Thoughts On The Possibility Of A White Sox Rebuild
On Thursday afternoon, a few hours before the White Sox took on the Tigers at US Cellular Field, Rick Hahn sat in the White Sox dugout surrounded by media. Hahn talked about the future of the White Sox organization, and said they were "mired in mediocrity," which is a refreshingly honest thing to hear from somebody holding a major position in the front office.
Still, while Hahn talked about how the Sox have to be open to ideas, the biggest surprise of the session came when he talked about a possible rebuild.
Hahn made sure to say that the idea of a rebuild might be "a little extreme," but he didn't completely write off the possibility. For so many years, that's always been the case with the White Sox when rebuilding is brought up.
They don't believe in it.
They're going to retool constantly, not start over.
So the fact that Hahn even mentions it as a possibility is somewhat startling, and I'm honestly not sure how I feel about it.
Back in 1997, on July 31, the day of the trade deadline, the White Sox pulled the trigger on the infamous White Flag Trade. The Sox, who were a game under .500, but only 3.5 games behind the Indians, traded Wilson Alvarez, Danny Darwin and Roberto Hernandez to the Giants for six players, including Keith Foulke, Bobby Howry and Mike Caruso.
At the time I was a 16-year old kid obsessed with two things: White Sox baseball, and trying to get laid.
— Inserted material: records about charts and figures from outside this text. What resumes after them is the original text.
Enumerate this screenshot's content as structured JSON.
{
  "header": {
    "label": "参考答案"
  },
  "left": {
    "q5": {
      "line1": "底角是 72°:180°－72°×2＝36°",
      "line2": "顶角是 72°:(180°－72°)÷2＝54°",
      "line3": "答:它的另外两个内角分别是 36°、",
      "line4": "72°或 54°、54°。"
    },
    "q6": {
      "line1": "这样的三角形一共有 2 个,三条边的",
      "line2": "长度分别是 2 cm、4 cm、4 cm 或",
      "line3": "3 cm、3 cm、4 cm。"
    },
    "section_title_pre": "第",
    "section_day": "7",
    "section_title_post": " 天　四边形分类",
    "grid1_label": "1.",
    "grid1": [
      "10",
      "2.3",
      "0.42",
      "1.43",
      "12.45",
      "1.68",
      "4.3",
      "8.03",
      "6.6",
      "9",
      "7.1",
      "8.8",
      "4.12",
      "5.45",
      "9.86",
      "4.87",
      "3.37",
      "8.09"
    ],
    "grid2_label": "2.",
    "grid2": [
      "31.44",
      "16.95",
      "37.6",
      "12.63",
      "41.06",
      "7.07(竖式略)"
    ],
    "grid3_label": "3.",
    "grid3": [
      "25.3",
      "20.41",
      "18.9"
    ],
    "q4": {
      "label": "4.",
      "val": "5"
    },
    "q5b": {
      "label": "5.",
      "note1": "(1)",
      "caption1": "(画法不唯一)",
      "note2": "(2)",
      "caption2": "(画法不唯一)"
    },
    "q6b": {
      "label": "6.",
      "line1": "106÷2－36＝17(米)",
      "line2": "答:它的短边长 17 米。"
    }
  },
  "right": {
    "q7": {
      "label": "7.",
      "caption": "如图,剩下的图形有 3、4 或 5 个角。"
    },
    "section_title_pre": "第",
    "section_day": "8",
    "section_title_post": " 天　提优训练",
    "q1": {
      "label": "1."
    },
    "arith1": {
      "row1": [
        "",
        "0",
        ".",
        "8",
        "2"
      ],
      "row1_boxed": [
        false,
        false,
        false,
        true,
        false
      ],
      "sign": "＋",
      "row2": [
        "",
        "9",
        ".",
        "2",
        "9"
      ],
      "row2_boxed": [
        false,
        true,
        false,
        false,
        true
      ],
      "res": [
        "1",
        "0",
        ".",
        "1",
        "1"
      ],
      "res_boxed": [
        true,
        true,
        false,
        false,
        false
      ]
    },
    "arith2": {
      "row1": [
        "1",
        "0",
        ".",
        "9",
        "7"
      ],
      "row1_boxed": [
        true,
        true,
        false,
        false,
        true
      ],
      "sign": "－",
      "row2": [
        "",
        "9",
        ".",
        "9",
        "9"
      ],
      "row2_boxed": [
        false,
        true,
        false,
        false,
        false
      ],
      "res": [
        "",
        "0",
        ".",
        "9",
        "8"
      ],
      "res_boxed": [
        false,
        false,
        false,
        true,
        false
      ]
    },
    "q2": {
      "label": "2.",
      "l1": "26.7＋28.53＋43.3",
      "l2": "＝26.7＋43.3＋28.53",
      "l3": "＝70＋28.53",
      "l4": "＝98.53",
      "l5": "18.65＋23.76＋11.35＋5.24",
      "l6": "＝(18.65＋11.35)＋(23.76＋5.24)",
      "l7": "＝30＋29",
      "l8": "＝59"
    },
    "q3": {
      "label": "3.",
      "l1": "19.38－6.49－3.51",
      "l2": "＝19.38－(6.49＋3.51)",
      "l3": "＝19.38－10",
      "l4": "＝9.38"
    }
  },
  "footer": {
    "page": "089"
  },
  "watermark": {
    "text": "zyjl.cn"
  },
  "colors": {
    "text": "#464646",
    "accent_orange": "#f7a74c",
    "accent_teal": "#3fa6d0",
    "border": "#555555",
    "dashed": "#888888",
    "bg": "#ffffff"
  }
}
In that order.
The trade made me furious.
In retrospect, it was the right decision. The White Sox weren't catching that Indians team, but I didn't realize it at the time. All I know was that I saw a team I cared an awful lot about just giving up, and setting me up for a few years of misery watching bad baseball.
I actually withdrew from the team for a while. I didn't stop being a White Sox fan, but I didn't care nearly as much. I felt as if I'd been let down, and I felt as though I'd been stabbed in the back. It was a few years before I'd truly recover, too.
Well, it's 19 years later, and I'm a lot different. I care about White Sox baseball and getting....
Okay, so maybe things haven't changed that much.
But back to the business at hand.
If the White Sox really do go down the rebuilding path -- and I don't believe they will -- I'm somewhat conflicted on the idea. The logical part of me believes that, in this day and age, it's the best approach to take when you're in this position. You can't do it on the fly, no matter how smart you think are. The Sox have proven this to us all the last few years.
These days in baseball, you're a have or a have-not, and a lot of times you need to be a have-not for a while to become a have. Just look at what the Astros and Cubs have done in recent years.
Now, there's no guarantee. You can't just lose a lot of games and wait for generational talent to roll in. You have to be smart, and you have to make wise decisions along the way, but even without a guarantee, the risk involved is worth it. The payoff could be huge, compared to what we have now, which is "hey, maybe we'll win 82 games and get lucky."
The problem is I'm not just a logical human being.
Just thinking about trading somebody like Chris Sale hurts me. It literally sends a shiver down my spine to even consider the idea.
There are very few players of Sale's caliber that come along in your lifetime, in any sport, and in any team. You want to cherish them while they're there, and the thought of the White Sox willingly giving that up, even with the possibility of a huge return, scares me.
I'm also not sure I want to sit through two, three, or possibly even four 100-loss seasons. Yes, I love baseball, and I love the White Sox, but that doesn't mean I want to subject myself to bad baseball for what could be two calendar years of my lifetime.
This shit is supposed to be fun!
Dreaming on prospects and potential can only get you through so much of the grind.
I say all of this with complete and total understanding that it's these very feelings I have about a rebuild that have helped contribute to the franchise's fear of actually doing one. I also know that I'm not alone in having these thoughts.
No matter how badly a rebuild may be, no fan ever truly wants one.
That's the dilemma I'm staring in the face right now. What I know is right isn't exactly what I want.
And now, thanks to Rick Hahn's words, I'm preparing myself for a choice I don't want to make.
The White Sox are mired in mediocrity, and I'm ensnared in ennui.